The Federal Court has ordered a record $26.5 million penalty against an education business for "unconscionable conduct" against Australian consumers.
Cornerstone Investments Aust Pty Ltd, trading as Empower Institute, was also ordered to repay more than $56 million to the federal government after it received grants under misleading circumstances.
Empower, which ran adult education courses subsidised by the government's VET FEE-HELP program, enrolled vulnerable students from remote regions, indigenous communities and low socio-economic areas.
The court heard many of these customers were enrolled after false or misleading claims from the college, using recruiters that were not trained, and sometimes luring people in with promises of free Google Chromebook computers.
"Between June 2014 and December 2014, Empower enrolled more than 4,000 students, often using these appalling tactics," ACCC chair Rod Sims said.
The court stated Empower's behaviour as having "callous indifference" to consumers, many of who ended up with massive VET-FEE HELP debts that they could never repay.
"Empower misled many vulnerable and disadvantaged consumers who had poor English language literacy or numeracy skills, and others who could not even use a computer and did not have access to the internet," said Sims.
"It should have been clear that these consumers were not likely to complete Empower’s courses, but would still be saddled with significant lifetime student debt."

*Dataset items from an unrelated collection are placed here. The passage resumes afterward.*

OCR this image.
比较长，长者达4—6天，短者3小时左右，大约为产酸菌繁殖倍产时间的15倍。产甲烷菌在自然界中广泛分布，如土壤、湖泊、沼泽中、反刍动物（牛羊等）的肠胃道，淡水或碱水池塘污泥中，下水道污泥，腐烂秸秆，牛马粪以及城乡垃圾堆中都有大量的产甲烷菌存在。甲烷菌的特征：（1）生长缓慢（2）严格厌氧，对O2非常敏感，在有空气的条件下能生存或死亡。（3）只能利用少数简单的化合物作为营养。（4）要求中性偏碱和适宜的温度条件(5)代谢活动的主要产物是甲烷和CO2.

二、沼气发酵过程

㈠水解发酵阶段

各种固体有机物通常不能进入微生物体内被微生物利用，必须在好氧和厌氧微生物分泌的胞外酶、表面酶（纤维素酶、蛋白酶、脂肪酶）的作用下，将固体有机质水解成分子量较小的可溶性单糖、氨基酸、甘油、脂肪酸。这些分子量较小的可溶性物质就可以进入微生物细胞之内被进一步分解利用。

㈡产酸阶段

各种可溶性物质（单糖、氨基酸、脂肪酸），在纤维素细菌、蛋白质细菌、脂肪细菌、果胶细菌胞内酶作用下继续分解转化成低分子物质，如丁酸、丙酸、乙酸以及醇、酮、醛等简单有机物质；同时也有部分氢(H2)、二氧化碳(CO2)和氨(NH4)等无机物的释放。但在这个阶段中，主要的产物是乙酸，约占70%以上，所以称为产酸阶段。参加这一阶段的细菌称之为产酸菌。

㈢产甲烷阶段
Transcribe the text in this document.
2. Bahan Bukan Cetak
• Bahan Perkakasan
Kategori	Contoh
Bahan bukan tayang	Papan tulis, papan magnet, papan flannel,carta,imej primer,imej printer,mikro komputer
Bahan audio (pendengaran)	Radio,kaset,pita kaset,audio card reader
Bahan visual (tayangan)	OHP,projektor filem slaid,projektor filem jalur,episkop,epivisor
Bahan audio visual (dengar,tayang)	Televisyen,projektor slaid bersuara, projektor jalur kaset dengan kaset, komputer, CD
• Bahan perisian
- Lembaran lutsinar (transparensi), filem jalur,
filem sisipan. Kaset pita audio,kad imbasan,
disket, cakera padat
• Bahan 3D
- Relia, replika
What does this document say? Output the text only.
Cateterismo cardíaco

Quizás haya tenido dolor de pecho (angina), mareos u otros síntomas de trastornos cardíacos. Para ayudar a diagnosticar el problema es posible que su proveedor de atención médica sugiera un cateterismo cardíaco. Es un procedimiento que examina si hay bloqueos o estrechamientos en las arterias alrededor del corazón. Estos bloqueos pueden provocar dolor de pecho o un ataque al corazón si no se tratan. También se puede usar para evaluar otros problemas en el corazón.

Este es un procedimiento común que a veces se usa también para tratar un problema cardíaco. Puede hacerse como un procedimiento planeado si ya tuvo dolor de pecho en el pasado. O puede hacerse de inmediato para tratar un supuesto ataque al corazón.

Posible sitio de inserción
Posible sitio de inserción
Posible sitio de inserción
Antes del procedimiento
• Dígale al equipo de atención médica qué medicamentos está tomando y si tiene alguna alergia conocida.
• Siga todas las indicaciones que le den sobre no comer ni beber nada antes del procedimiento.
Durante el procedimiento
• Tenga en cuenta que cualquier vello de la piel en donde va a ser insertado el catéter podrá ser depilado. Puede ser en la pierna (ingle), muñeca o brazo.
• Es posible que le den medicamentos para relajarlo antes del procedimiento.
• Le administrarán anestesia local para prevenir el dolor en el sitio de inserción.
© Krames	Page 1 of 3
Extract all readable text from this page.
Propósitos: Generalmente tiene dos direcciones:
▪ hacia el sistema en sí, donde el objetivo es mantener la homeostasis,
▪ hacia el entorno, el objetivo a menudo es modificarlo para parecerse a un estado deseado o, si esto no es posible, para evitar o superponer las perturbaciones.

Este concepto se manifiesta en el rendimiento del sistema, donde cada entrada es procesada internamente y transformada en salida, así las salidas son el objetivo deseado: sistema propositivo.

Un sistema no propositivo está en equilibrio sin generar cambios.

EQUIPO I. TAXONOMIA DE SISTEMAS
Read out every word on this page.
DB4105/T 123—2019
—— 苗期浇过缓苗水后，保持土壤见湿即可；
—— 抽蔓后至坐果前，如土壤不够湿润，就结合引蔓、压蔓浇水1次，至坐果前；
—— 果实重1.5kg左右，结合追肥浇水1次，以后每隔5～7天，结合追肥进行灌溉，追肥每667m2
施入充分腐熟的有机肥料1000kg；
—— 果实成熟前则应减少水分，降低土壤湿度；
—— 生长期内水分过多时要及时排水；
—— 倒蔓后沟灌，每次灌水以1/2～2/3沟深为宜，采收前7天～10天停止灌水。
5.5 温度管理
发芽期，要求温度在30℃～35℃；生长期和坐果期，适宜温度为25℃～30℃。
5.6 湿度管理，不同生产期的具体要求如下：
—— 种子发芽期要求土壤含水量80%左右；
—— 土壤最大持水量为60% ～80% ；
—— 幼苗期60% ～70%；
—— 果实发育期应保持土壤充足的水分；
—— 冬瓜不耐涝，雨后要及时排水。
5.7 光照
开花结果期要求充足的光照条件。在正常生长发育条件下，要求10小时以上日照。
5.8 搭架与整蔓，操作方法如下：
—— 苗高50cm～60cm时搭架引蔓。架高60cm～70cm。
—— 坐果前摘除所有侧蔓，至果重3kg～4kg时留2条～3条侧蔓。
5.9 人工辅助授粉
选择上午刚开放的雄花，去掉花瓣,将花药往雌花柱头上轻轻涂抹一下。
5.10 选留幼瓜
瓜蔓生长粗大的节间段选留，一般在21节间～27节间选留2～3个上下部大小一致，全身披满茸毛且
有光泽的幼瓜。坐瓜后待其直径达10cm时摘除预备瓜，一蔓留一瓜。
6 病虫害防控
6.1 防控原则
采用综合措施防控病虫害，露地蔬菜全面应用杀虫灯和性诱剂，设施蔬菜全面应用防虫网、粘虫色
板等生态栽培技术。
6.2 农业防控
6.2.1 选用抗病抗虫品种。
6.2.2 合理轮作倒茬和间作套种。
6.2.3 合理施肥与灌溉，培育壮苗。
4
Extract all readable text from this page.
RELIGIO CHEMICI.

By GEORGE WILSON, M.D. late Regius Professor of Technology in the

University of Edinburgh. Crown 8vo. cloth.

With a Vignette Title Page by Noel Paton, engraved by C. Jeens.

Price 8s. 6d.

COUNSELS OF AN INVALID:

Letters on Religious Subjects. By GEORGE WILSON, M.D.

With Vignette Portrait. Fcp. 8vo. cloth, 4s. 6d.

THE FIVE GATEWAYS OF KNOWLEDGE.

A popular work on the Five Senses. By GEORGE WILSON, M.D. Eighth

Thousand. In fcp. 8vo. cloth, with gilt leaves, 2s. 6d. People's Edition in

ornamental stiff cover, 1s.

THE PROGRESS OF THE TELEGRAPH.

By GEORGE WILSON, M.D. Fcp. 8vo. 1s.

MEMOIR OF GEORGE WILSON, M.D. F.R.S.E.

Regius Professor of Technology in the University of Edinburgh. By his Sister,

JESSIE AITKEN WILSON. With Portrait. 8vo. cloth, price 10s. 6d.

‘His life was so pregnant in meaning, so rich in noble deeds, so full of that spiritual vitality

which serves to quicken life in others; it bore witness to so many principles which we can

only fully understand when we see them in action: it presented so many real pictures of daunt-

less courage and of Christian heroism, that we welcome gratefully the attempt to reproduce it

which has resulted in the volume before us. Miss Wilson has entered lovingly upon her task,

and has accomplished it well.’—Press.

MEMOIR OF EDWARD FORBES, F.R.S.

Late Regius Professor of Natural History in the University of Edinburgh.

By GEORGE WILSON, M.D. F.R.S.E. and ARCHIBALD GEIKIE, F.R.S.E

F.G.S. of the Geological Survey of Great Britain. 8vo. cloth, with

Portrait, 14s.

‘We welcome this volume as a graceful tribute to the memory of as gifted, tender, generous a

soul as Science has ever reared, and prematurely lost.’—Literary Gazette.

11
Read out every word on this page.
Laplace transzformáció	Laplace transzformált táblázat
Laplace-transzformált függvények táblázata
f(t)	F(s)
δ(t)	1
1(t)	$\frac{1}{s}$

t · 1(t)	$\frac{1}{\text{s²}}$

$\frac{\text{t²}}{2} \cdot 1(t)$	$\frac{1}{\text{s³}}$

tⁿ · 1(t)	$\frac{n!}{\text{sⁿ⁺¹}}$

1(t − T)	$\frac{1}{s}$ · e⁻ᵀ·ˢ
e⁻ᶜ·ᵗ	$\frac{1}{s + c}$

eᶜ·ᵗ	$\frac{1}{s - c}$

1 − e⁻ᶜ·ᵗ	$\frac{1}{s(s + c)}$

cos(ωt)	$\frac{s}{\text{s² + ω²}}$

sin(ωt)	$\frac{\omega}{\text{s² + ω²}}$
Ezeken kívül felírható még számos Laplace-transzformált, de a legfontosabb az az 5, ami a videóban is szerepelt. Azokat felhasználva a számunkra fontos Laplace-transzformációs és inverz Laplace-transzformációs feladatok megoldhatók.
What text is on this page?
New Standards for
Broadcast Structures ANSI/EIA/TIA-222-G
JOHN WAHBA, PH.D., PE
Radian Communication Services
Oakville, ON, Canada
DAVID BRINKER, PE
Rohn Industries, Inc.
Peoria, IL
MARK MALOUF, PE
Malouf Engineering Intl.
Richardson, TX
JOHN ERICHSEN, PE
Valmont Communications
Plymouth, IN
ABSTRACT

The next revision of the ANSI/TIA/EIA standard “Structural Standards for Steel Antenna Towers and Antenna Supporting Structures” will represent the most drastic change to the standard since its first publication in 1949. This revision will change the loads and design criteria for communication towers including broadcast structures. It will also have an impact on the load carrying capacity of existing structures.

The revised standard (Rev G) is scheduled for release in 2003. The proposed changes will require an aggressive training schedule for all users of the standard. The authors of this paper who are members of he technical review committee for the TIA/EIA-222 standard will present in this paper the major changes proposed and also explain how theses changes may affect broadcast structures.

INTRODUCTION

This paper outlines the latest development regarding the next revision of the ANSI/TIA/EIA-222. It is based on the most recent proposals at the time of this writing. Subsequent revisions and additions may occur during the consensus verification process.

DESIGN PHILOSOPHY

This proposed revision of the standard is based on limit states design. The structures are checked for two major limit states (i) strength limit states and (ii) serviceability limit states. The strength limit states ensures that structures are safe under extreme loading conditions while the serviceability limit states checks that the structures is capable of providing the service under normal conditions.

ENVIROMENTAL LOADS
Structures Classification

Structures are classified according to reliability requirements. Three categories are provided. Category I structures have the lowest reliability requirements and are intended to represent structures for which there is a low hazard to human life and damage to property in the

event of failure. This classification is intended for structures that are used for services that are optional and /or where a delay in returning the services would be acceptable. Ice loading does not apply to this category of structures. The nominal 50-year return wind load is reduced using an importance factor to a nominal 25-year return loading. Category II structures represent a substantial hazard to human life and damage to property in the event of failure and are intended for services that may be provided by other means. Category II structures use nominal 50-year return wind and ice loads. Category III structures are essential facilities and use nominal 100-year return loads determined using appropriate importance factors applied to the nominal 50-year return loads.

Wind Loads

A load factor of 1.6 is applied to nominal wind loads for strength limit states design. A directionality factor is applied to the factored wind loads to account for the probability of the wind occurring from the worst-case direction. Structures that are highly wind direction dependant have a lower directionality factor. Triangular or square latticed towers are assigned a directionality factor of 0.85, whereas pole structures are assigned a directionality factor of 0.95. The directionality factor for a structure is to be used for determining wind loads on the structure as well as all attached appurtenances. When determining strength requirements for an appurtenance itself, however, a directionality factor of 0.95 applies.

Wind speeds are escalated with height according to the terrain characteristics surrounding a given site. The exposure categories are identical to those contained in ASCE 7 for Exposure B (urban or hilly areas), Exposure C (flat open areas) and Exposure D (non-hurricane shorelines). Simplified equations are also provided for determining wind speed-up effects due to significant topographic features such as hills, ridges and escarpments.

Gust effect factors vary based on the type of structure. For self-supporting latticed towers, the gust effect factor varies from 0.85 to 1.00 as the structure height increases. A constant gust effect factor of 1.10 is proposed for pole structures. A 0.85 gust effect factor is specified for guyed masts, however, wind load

Commonwealth cancels Empower student debts
Unfortunately, the massive penalty and the money owed back to the Commonwealth is unlikely ever to be seen, as Empower stopped operating in April 2017 and entered liquidation.
In light of this, the federal government has cancelled the student debts of more than 6,000 people who enrolled with Empower.
"The ACCC welcomes the Commonwealth’s decision to cancel these student debts. It is important that victims are not saddled with a debt burden because they signed up to these courses as a result of Empower’s egregious conduct," Sims said.
The $26.5 million fine sets a new record for penalties imposed for violations of the Australian Consumer Law.
"We welcome the record-breaking Australian Consumer Law penalties of $26.5 million imposed by the court, which reflect the seriousness of the conduct,” Sims said.